Dec172019
Posted by:Nishanth Nandakumar
An economist’s first look at Impact Investing!
When you take out that loan from the bank to finance your purchase of an existing (but extremely beautiful) house, do you think it adds ‘real’ value? You might be inclined to think it does. Well, at an individual level – yes, indeed it adds personal value by helping you live the life you always dreamed of. However, what does this transaction (worth multiple years of your hard work and sweat no doubt) contribute to the ‘real’ economy of the country? Quite simply, nothing.
This is what famous 20th century economist, Joseph Schumpeter, and many of his present-day economic apostles will tell you. This is because they believe that the crucial distinction as to the purpose for which credit is taken, is fundamental in determining if the credit is utilized to add value to the real economy. In this particular case, no new house is being constructed (i.e. no new direct production activity is taking place) and hence no real value added Inspired by this line of thought, I wished to work in a sector which did not just resonate with my own skill set but one that made ‘real’ contributions not just to the business environment, but to society as a whole. Soon enough, a couple of months into my job search, I stumbled across the impact investing sector. Impact investments, as defined by the Global Impact Investing Network (GIIN) are “investments made with the intention to generate positive, measurable social and environmental impact alongside a financial return”.
Post the irresponsible short-termism that capital markets resorted to a decade ago during the financial crisis, this field has a refreshing long-sighted approach to putting financial capital to work (it is now referred to as ‘capital for good’). Far from just a fancy coined term, many players in this industry seem very serious about their end goal, bringing clear structure and business objective to the formerly humanitarian and value based social considerations that some entrepreneurs incorporated into their business models. Thanks to my bachelor background in accounting and post-graduate in Economics, I was able to indulge in some mind-mapping of concepts that correspond to both impact investing (or social sector accounting) and macroeconomics.
I was pleasantly surprised (and to be honest, a bit relieved that my economics degree was not completely irrelevant) to see some starkly resembling concepts and terms that align impact investing with macroeconomics. Here are some interesting jargons or acronyms from macroeconomics that are also used in the social finance sector.
1) BOP: Bottom of Pyramid markets [Macro term: Balance of payments]
This term popularized by the renowned management scholar, C. K. Prahalad, refers to the socio-economic group at the very bottom of the wealth or income pyramid. This group is often the target market of many innovations and entrepreneurial ventures in the social sector. The need to keep prices low (and in turn costs) in line with this group’s purchasing power, is crucial to penetrate this vast market.
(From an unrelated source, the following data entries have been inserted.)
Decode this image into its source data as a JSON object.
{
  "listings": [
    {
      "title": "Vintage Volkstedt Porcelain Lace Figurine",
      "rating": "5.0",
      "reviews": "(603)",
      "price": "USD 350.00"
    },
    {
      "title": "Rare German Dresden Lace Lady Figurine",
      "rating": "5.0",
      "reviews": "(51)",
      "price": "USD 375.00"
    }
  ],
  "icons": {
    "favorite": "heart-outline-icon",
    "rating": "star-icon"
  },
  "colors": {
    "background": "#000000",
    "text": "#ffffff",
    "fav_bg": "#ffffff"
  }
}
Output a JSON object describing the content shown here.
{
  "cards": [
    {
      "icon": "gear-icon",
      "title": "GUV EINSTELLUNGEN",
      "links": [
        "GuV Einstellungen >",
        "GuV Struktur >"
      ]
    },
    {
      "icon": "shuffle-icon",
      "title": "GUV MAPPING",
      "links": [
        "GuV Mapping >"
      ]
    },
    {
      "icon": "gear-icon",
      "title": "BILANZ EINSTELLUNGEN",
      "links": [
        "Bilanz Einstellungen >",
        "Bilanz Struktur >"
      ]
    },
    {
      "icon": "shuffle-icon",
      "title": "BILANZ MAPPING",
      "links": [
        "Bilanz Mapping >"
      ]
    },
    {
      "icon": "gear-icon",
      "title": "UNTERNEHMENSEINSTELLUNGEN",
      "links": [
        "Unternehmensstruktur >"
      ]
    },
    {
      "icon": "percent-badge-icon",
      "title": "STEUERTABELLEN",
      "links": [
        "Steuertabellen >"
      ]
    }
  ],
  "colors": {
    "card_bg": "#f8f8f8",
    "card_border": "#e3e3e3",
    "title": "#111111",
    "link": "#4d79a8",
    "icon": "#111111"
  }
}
So, the ‘balance of payments’ (which acts as a country’s accounts of all transactions with the rest of the world) as macroeconomists know it, is not the only “BOP” in town.
2) Steady State
In recent times, I have come to know that Robert Solow (Winner of the 1987 Nobel prize in economics) is not the only one who described a ‘steady state’ in his infamous economic growth model. Solow equates the steady state as an equilibrium between production and population growth, but it also seems to be a ‘thing’ in social sector accounting. Financial models used by impact investors for social innovation start-ups are often drawn up for “steady-state” scenarios. This is a forecast into the future where the enterprise has matured, with revenues and costs holding constant. This ensures that financials are realistically estimated for the intended scale at which the firm wishes to operate and not at their current seed level.
3) At scale
To a social entrepreneur, “at scale” means that you’ve expanded your venture or pilot project into an enterprise—in other words, it has reached out across the entire target geography, and is operating at its most efficient level. In macroeconomics, ‘at scale’ basically corresponds to the full employment situation in an economy. In the latter macroeconomic case, all available labour resources in the economy are being used in the most efficient way possible, whereas the former social sector case refers to all organisational resources being used most efficiently.
These are three interesting jargons or acronyms from the economics glossary that have found a place in impact investing too (or vice-versa)! However, something tells me I am going to discover more such similarities as I learn further about impact investing during my time at Caspian. Looking forward to it!